Esses críticos, normalmente com extensos currículos académicos, vêem a humanidade como nós vemos o disco de Newton a rodar, uniformizado no branco. As cores que constituem o disco são diferenças que só servem para eles afiançarem que somos todos da mesma cor e temos todos a mesma visão do mundo. Que não temos passado. Apenas presente. Para eles as cores continuam a corresponder a raças e vivem desta fé, como os sacerdotes vivem dos demónios, mesmo que só eles os elejam como símbolos do mal. Para o seu exorcismo em nome do racismo, estes esconjuradores contam com os ditos representantes das “minorias” erigidas estas em representes das raças, sempre oprimidas: o resultado é um negócio em que se aproveitam para aparecer, ganhar visibilidade e, em muitos casos, fazer uns negócios em nome da integração e da inclusão, curiosamente de quem eles não reconhecem ser diferentes, porque isso é racismo!

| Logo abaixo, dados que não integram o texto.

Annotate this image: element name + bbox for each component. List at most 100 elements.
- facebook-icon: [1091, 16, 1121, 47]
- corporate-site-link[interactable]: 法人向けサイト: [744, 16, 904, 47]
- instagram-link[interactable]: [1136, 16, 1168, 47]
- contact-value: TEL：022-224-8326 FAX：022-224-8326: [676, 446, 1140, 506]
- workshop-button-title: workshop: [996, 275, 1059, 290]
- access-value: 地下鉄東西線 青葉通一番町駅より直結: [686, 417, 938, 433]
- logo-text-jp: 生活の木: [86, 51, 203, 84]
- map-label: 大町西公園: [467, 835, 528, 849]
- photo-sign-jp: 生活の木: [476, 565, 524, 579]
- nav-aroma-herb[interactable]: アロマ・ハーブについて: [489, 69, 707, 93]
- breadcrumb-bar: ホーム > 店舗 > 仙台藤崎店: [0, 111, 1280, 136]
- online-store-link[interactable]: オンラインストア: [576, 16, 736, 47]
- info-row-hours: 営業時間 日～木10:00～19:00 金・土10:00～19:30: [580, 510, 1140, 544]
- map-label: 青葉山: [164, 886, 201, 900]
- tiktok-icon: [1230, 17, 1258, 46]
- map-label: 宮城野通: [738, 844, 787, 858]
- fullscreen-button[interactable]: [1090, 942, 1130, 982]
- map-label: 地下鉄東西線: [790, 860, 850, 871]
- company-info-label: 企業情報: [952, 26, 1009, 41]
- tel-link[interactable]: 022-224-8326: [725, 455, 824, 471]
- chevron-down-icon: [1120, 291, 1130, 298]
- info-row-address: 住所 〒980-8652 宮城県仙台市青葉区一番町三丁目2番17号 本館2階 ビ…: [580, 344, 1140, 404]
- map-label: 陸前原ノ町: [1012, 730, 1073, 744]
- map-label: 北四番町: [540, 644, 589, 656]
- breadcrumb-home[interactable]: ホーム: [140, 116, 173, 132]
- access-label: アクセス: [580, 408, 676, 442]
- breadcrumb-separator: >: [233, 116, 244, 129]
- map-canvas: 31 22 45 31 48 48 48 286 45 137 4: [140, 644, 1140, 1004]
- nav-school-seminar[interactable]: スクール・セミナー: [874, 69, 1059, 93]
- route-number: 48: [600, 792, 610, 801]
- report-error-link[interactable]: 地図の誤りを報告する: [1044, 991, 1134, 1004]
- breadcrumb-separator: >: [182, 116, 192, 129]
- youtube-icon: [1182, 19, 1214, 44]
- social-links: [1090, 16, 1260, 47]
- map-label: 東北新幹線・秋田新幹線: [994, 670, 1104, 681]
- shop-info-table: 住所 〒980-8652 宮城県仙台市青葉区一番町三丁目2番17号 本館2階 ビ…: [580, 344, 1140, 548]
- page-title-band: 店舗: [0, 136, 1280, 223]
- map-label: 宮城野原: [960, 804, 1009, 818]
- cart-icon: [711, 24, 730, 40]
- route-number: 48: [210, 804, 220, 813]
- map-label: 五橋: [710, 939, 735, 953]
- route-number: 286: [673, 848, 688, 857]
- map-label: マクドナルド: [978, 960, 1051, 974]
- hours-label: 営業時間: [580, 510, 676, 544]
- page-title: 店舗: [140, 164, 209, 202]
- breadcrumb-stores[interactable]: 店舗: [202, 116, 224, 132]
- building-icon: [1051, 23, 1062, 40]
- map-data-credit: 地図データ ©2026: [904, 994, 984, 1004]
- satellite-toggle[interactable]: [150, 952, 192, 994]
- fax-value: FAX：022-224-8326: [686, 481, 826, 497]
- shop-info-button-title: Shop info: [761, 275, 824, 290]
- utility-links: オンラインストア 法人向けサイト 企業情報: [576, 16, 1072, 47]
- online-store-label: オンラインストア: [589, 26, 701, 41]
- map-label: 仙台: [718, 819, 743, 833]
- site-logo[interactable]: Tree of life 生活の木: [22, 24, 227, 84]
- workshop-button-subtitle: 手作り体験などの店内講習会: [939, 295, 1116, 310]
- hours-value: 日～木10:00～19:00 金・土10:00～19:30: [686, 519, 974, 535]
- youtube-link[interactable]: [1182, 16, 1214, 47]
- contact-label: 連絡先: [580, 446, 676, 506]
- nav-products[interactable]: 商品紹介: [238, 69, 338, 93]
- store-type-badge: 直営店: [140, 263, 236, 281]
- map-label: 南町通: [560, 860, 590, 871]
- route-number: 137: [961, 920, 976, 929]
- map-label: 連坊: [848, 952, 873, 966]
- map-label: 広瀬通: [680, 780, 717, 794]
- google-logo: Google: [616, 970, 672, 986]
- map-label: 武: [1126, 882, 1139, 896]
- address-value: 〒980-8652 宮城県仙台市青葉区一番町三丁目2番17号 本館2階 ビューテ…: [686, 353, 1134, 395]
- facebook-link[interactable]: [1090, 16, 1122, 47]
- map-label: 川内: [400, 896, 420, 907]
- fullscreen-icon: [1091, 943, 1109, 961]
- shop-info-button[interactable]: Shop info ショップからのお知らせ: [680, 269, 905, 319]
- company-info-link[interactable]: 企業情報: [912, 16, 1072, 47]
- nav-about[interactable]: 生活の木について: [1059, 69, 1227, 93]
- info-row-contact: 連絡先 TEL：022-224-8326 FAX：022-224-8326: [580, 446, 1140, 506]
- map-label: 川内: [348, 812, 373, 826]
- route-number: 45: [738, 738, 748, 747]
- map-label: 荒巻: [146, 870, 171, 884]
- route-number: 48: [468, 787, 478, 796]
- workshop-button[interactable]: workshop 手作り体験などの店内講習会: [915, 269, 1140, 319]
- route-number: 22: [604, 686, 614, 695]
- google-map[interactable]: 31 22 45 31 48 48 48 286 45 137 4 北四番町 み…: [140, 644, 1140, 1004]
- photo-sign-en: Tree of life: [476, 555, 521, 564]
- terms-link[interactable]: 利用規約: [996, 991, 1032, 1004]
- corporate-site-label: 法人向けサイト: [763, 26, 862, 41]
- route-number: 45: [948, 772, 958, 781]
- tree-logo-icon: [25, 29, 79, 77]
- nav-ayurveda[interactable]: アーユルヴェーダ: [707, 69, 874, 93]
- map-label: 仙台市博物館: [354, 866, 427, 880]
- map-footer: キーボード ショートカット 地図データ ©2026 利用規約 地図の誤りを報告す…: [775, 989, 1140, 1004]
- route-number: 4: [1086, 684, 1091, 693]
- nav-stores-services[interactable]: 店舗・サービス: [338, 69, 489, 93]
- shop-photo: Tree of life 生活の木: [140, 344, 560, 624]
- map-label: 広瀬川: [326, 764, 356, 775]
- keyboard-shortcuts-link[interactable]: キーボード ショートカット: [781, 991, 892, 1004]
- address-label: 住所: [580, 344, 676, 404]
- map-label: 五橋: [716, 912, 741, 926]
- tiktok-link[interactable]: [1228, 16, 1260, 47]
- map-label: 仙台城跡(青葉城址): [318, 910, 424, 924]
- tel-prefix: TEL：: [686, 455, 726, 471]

A critica a este tipo de inquéritos revela um antiracismo paradoxal.

Esta categoria de críticos considera que um cigano tem a mesma visão do mundo de um eslavo, que um chinês vê o mundo como um indiano, que um fula da Guiné, islamizado, tem o mesmo Deus de um balanta, animista, que um brasileiro aculturado entre a ascendência africana, índia e portuguesa tem a mesma atitude perante a vida e a morte, o trabalho e o lazer que um chinês, ou um indiano, ou um eslavo. Por isso é condenável perguntar-lhe pelas diferenças!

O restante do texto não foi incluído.